Yan Zhenqing — An Honest Politician, A Brave General, and A Great Calligrapher
Yan Zhenqing (709 — 784), courtesy name Qingchen, was one of the most exceptional calligraphers in Chinese culture, and a great scholar and general of the Tang Dynasty (618 — 907).
His entire life was a perfect representative of loyalty, patriot, integrity, and persistence.
A Highborn Genius That Didn't Flatter
Yan Zhenqing was born into a noble family and achieved a high score on the Imperial Examination. Then he was promoted several times because of his excellent political ability.
However, Yan Zhenqing was too candid and had displeased Yang's brother several times.
Hence, Yan Zhenqing was therefore demoted and banished to a small city.
Silver Tea Set (Cha Long) of the Tang Dynasty — Shaanxi History Museum (Photo by Dongmaiying)
Sometime after Yan Zhenqing arrived in this city, he found that the warlord there was planning to rebel against the Tang Empire.
This warlord named An Lushan (703 — 757) was a regional military governor guarding on the borders of the Tang Empire, with around 150,000 well-trained, professional soldiers.
Yan Zhenqing, however, was a lower-rank civil official that was in charge of one city that was under An Lushan's jurisdiction, and couldn't provide any concrete shreds of evidence to show this powerful warlord's rebel intention.
Hence, he acted like a poet and a calligrapher that only loved literature and having fun, but secretly, he constructed many defensive projects to protect his city under the name of preventing heavy rains.
Unearthed Painted Pottery Figurines of Taming A Horse in the Tang Dynasty — Luoyang Museum (Photo by Dongmaiying)
A Brave, Loyal, and Successful General
Three years after Yan Zhenqing arrived in this city, An Lushan allied with another warlord named Shi and rebelled.
This was the An-Shi Rebellion that lasted for eight years (755 — 763) and took away around 35 million lives.
When they rebelled, most Tang's people had lived in peace for generations, and couldn't believe a huge war was about to come.
Many cities that had been attacked by the rebel army in the first round fell into the rebel army's control since their governors either surrendered or escaped; except for Yan Zhenqing and his brother's cities, who were well prepared and fought back bravely.
Unearthed Food (Dumplings and Desserts) and Utensils from the Tang Dynasty — National Museum of China (Photo by Kanjianji)
In the beginning, Yan Zhenqing only had about 3000 soldiers, but then he recruited and united more people that didn’t want to surrender.
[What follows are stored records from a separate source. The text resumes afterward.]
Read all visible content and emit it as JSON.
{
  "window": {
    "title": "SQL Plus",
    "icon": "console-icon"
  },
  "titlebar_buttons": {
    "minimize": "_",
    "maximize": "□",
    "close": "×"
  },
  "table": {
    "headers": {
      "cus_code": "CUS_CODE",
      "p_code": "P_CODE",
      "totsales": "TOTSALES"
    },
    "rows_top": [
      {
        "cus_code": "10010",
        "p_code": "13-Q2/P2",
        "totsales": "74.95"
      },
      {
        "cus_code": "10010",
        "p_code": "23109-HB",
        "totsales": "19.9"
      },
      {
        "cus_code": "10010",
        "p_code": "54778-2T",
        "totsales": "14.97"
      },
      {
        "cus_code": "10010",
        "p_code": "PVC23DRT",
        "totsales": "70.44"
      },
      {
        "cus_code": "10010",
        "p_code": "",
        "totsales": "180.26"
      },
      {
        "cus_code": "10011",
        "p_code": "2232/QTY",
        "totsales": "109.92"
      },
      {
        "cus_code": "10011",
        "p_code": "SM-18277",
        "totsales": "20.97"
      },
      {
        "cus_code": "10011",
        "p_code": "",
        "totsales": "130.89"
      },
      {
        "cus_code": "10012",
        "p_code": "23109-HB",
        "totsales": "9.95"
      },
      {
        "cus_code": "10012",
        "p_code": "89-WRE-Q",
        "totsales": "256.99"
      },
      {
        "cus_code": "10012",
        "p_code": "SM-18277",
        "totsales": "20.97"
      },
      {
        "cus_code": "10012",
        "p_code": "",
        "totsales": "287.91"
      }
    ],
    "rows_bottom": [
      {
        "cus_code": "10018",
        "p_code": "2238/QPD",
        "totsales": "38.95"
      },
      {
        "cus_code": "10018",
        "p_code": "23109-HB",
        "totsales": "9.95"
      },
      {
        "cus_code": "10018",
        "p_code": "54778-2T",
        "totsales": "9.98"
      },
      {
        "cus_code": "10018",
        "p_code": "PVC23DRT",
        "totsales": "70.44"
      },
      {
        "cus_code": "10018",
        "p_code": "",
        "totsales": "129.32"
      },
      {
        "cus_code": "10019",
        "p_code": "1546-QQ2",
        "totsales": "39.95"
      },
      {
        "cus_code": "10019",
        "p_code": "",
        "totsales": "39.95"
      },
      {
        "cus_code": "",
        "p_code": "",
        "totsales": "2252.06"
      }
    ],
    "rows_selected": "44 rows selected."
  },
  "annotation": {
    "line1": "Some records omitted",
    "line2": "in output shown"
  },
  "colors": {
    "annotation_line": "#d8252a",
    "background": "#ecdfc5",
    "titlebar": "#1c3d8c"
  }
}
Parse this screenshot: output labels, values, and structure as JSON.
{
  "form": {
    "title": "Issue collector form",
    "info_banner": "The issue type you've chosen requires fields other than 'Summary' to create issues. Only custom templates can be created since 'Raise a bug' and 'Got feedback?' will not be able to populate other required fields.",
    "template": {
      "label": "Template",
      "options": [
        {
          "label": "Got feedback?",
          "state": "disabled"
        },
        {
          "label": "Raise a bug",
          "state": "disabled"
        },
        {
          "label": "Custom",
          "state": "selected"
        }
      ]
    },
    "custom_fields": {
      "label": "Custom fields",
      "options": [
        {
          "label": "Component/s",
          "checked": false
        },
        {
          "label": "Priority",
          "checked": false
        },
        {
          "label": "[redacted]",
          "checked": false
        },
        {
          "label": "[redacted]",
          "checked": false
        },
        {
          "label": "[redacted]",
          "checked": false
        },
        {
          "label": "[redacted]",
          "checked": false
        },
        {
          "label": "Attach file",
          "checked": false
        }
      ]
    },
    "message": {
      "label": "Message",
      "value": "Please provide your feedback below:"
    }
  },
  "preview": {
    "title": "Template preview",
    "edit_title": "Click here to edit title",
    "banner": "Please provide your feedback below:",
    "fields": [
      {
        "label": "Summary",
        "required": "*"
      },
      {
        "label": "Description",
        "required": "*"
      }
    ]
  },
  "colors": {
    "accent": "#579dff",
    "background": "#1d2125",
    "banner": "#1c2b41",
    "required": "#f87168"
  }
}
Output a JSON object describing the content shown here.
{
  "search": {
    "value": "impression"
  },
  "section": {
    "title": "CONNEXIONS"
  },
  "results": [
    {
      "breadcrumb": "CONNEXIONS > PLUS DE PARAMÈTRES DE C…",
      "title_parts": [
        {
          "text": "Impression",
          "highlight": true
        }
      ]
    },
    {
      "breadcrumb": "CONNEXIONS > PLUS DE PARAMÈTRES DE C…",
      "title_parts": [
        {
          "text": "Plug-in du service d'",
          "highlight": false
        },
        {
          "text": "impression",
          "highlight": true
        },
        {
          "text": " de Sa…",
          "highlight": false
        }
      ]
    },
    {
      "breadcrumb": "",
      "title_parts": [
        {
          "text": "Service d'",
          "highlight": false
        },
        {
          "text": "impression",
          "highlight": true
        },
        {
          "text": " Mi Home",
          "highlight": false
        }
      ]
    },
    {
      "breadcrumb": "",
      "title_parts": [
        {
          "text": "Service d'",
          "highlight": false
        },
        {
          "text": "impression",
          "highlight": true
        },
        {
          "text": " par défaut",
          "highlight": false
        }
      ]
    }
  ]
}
He even sent money and his son as a hostage to make sure some powerful generals would stay firm and fight against the rebel army together.
Unfortunately, his brave brother and many family members, after being besieged and cut off resources, failed after intense fights and were cruelly executed by rebel armies.
In the next few years, more soldiers and resources were well organized by Yan Zhenqing, who contributed significantly to defeating rebel armies.
Eight years later, the Tang Empire finally succeeded.
Yan Zhenqing's Calligraphy Draft to Memorize His Heroically Sacrificed nephew Yan Jiming (Ji Zhi Wen Gao), which Recorded Brave Soldiers of Tang and the Intense Fights in the An-Shi Rebellion — Taipei Museum
Political Conspiracies Against An Honorable Scholar
Yan Zhenqing had been promoted several times because of his loyalty and outstanding achievements, and the highest position was the teacher of the crown prince.
However, he also had been demoted frequently, for his integrity, straightforward attitude, and exceptional accomplishments displeased or threatened some powerful ministers.
When another army initiated another rebel war, Yan Zhenqing was framed up and was sent to the rebel army alone to "persuade" them to stop fighting.
Many people tried to stop this because everyone knew that the leader of the rebel army hated Yan Zhenqing very much.
But the person that set up this trap had successfully persuaded the emperor to command Yan Zhenqing to go.
Yan Zhenqing's Unbending Sacrifice
Yan Zhenqing was 74 years old at that time.
This old man was captured right after he arrived, and was threatened and humiliated in the rebel army for a long time.
But Yan Zhenqing never complied as they commanded; he, like he always did, never abandoned his fidelity. So he was murdered a few months later.
Yan Zhenqing had been banished, demoted, framed up several times, nevertheless, his loyalty to his country was permanent.
Besides, he was a great master in calligraphy who had created a new branch, which is influential and important throughout history.
Nowadays, people could see his integrity and strength from his calligraphic masterpieces and excellent essays.